The danger of this new type of social sharing is that it happens in the competitive space of social media—and that behavior is concerning. Martin says that we tend to engage in one-upmanship when we feel a sense of lack in our lives.

The competitive spirit is OK when it comes to sports, but when paired with alcohol, it can be a dangerous mix.

“What’s happened with this pandemic,” Martin says, “is that people who were previously on the borderline are now drinking three or four times a day.”

Having good coping skills is important in a pandemic. “Even folks who managed stress pretty well before are now stressed beyond belief,” he says.

While laughter is an excellent stress reliever, Martin suggests replacing sharing memes glorifying substance abuse with activities such as walking around the community or practicing gratitude.
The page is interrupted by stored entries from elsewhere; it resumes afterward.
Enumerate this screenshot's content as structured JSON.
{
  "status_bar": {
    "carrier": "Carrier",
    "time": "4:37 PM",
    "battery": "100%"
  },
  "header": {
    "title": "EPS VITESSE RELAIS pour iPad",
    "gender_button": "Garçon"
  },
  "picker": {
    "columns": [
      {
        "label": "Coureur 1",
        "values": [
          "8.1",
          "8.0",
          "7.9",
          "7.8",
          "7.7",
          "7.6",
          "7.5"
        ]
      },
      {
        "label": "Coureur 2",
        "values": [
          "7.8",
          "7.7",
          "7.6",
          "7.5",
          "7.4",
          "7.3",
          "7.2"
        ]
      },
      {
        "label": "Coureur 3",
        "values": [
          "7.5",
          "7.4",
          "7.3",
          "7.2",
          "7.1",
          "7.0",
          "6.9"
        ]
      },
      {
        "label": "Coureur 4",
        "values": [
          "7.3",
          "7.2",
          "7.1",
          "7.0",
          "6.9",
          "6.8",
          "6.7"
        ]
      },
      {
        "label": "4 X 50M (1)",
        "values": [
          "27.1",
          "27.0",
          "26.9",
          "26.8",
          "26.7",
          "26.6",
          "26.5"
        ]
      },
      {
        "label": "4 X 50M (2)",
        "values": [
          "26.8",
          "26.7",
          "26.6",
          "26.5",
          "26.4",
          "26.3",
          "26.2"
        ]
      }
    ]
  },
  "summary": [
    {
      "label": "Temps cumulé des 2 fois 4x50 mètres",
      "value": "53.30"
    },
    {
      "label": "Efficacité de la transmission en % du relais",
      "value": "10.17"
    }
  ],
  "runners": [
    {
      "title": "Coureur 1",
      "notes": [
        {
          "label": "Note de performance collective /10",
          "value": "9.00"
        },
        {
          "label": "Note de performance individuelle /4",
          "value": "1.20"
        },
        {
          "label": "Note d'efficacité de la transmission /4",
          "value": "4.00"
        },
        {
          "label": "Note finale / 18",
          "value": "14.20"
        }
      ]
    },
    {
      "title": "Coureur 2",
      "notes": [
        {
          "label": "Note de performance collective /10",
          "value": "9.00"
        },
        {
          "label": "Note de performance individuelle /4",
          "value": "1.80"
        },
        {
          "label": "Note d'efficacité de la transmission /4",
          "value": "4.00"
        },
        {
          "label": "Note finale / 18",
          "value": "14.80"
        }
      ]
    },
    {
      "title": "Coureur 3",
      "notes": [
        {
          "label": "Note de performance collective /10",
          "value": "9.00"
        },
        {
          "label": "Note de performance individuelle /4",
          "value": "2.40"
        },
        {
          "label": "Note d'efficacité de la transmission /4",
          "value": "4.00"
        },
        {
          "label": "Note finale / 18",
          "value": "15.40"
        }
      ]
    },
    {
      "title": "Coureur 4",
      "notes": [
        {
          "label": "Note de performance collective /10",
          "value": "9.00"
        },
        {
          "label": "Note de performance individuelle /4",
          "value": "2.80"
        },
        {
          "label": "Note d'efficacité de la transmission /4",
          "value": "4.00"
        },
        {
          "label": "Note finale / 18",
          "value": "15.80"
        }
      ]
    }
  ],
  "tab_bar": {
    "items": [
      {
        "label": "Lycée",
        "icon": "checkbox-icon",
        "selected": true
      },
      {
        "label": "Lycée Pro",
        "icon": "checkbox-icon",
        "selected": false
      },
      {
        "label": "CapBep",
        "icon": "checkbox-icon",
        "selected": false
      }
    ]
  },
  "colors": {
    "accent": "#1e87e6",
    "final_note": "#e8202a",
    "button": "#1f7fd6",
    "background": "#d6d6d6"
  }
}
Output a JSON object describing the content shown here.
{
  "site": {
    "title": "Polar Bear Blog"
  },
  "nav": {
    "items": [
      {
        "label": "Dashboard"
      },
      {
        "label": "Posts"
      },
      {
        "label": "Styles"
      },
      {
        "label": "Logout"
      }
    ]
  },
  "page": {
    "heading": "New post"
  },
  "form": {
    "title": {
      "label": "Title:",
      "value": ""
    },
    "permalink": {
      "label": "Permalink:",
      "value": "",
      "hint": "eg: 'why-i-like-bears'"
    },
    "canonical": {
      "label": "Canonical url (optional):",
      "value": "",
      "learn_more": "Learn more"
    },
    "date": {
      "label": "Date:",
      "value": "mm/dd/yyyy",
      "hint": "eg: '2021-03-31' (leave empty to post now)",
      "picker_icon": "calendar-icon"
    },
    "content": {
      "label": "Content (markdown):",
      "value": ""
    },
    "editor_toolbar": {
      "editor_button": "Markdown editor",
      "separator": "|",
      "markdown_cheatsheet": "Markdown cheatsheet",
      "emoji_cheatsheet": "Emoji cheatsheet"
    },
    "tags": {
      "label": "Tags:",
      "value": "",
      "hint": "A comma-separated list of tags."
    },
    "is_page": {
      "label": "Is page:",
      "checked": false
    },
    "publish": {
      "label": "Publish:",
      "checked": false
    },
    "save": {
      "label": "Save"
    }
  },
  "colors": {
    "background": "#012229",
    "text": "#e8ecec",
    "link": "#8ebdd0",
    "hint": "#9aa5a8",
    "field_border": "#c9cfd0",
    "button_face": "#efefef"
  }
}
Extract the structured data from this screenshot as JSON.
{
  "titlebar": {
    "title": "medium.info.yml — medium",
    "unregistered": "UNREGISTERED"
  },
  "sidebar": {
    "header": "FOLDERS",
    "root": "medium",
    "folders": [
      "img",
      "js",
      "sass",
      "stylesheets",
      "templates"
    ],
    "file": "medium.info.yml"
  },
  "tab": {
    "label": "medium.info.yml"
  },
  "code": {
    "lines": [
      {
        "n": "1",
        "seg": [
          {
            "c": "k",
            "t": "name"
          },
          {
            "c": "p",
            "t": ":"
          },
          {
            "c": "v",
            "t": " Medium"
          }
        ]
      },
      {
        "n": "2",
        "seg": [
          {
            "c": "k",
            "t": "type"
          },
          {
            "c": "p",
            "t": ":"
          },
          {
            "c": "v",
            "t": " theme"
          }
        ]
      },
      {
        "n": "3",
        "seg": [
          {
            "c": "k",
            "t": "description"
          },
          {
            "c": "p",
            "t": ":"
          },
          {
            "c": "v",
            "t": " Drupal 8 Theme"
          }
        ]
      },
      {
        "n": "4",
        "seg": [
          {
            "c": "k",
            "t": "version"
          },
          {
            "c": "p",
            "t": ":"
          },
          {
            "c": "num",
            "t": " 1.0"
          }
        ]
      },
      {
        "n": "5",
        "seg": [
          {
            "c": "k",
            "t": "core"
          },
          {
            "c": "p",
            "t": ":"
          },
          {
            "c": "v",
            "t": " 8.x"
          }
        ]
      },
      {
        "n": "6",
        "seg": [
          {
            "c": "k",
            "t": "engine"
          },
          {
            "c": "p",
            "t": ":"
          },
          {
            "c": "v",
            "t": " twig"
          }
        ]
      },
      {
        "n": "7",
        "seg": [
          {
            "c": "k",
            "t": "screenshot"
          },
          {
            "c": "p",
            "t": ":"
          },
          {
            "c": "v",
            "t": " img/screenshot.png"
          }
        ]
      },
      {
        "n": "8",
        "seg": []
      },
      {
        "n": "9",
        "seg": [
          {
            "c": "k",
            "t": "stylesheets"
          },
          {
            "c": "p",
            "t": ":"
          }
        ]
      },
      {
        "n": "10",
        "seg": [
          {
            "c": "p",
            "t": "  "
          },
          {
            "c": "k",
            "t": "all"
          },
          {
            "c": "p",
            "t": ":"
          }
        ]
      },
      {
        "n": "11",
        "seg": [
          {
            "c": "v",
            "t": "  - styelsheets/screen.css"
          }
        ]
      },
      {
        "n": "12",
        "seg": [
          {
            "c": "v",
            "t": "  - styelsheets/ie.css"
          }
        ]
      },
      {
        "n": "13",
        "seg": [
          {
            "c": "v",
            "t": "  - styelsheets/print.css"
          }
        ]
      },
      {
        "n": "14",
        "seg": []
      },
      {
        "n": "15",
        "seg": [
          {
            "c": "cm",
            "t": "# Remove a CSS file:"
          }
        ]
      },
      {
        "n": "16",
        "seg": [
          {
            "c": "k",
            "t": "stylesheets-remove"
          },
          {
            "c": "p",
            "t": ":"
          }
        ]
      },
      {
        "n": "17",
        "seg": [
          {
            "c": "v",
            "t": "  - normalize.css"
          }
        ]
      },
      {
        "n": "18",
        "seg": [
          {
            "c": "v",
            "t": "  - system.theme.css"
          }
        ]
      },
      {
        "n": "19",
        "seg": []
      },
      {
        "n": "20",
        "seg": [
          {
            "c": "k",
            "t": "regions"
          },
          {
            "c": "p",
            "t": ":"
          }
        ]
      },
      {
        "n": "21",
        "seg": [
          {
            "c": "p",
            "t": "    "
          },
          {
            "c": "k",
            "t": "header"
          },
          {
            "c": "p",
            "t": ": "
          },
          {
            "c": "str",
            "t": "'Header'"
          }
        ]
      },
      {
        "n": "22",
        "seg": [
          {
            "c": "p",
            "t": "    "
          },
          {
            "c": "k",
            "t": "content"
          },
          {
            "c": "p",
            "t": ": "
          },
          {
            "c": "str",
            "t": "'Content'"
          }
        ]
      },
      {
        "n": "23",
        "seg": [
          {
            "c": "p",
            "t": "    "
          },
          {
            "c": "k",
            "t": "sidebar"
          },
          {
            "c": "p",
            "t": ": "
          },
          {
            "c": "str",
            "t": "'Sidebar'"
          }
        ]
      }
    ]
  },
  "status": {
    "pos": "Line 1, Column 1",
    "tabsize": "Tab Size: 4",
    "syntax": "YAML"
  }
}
“We have to be good stewards of our resources, time and energy,” he says. “As a society, we have to be careful with how much we poke fun at alcohol.”

Hudson offers this advice. “Find things that you really enjoy doing. A lot of times drinking comes from an absence of enthusiasm in your life. If you’re really enjoying your time, you don’t need it.”

Substance abuse is a serious problem for those struggling with addiction. In this case, a professional assessment can determine necessary treatment, Martin says. However, he notes, “not everyone needs to go to rehab. Many just need extra support to stop the cravings.”